Infliximab is indicated for the treatment of inflammatory bowel diseases (IBD).
Nevertheless, loss of response to infliximab is reported in up to 10% to 30% of patients within the first year of treatment.
Dr Claire Liefferinckx and colleagues evaluated the impact of the pharmacokinetics of infliximab at induction on treatment failure.
This is a longitudinal cohort study on 269 patients with IBD treated with infliximab in a single center.
A total of 2331 blood samples were prospectively collected from 2007 until 2015 with a retrospective analysis of clinical data.
|Median infliximab trough levels at induction was lower when patients had been previously exposed to anti–tumor necrosis factor|
|Inflammatory Bowel Diseases|
Infliximab trough levels were measured by enzyme-linked immunosorbent assay.
Antibodies to infliximab were measured by drug-sensitive bridging assay.

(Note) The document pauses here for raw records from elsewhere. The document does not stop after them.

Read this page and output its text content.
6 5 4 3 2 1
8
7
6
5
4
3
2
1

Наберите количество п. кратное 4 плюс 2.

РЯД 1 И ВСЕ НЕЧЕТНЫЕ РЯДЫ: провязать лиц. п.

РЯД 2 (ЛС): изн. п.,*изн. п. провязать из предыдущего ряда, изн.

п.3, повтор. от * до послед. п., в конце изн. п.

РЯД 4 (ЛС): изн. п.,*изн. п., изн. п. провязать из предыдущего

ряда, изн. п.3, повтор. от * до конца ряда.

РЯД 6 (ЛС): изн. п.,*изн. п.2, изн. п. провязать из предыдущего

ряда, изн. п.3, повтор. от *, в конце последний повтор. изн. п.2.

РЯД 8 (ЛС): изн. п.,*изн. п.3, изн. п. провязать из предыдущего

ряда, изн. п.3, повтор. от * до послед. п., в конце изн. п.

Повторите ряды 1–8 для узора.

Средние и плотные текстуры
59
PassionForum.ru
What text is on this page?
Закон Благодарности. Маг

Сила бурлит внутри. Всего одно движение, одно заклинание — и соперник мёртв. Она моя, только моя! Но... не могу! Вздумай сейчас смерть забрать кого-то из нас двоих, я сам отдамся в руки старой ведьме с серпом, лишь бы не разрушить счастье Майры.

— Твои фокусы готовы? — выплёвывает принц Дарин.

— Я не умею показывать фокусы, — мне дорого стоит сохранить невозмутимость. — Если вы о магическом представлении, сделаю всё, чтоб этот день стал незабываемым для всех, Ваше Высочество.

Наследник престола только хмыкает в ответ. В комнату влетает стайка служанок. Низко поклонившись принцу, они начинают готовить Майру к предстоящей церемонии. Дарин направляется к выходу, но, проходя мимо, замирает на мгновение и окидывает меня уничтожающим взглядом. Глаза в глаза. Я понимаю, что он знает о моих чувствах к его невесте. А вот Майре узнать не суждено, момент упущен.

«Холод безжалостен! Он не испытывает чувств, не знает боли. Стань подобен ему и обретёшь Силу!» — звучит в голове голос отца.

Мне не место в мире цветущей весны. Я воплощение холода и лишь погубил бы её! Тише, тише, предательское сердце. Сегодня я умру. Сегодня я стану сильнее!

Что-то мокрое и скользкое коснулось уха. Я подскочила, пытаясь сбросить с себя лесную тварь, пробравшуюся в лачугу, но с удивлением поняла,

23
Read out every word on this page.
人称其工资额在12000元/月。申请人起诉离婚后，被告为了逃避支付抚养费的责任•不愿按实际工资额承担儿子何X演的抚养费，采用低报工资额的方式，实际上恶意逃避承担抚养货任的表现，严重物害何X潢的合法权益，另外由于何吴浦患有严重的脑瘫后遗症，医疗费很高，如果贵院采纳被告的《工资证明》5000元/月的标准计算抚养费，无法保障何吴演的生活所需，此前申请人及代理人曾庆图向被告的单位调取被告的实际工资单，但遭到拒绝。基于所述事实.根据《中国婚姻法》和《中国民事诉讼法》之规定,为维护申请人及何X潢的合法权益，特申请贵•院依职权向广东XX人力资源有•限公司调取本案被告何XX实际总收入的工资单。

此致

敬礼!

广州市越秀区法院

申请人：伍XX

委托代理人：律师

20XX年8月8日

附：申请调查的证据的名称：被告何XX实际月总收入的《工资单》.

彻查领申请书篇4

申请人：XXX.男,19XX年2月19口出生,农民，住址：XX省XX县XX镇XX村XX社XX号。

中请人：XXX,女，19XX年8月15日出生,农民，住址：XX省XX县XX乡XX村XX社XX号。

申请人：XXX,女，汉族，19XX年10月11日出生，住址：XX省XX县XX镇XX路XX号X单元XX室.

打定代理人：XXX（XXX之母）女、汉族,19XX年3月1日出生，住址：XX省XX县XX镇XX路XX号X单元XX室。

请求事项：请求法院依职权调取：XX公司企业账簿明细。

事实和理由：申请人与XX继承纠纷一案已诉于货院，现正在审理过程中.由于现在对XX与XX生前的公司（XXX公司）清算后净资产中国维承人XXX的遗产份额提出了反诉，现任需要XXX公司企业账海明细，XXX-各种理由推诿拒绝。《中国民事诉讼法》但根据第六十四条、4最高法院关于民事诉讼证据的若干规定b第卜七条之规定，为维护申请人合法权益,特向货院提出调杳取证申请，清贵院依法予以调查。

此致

During follow-up, patients were defined according to treatment outcome.
At week 6, median infliximab trough levels in patients requiring a switch to another treatment due to loss of response was lower than in patients with long-term response, and in patients responding to optimization.
At week 2, median infliximab trough level was lower in the loss of response switched group compared with the long-term responders but no significant difference was reached with the loss of response optimized group.
In the loss of response switched group, median infliximab trough levels at induction was significantly lower when patients had been previously exposed to anti–tumor necrosis factor compared with naive patients.
Dr Liefferinckx's team concludes, "This study suggests that patients who do not respond to any optimization strategy have lower infliximab trough levels during induction at week 6."
"Infliximab trough levels measured early on at induction might predict treatment failure to infliximab during maintenance."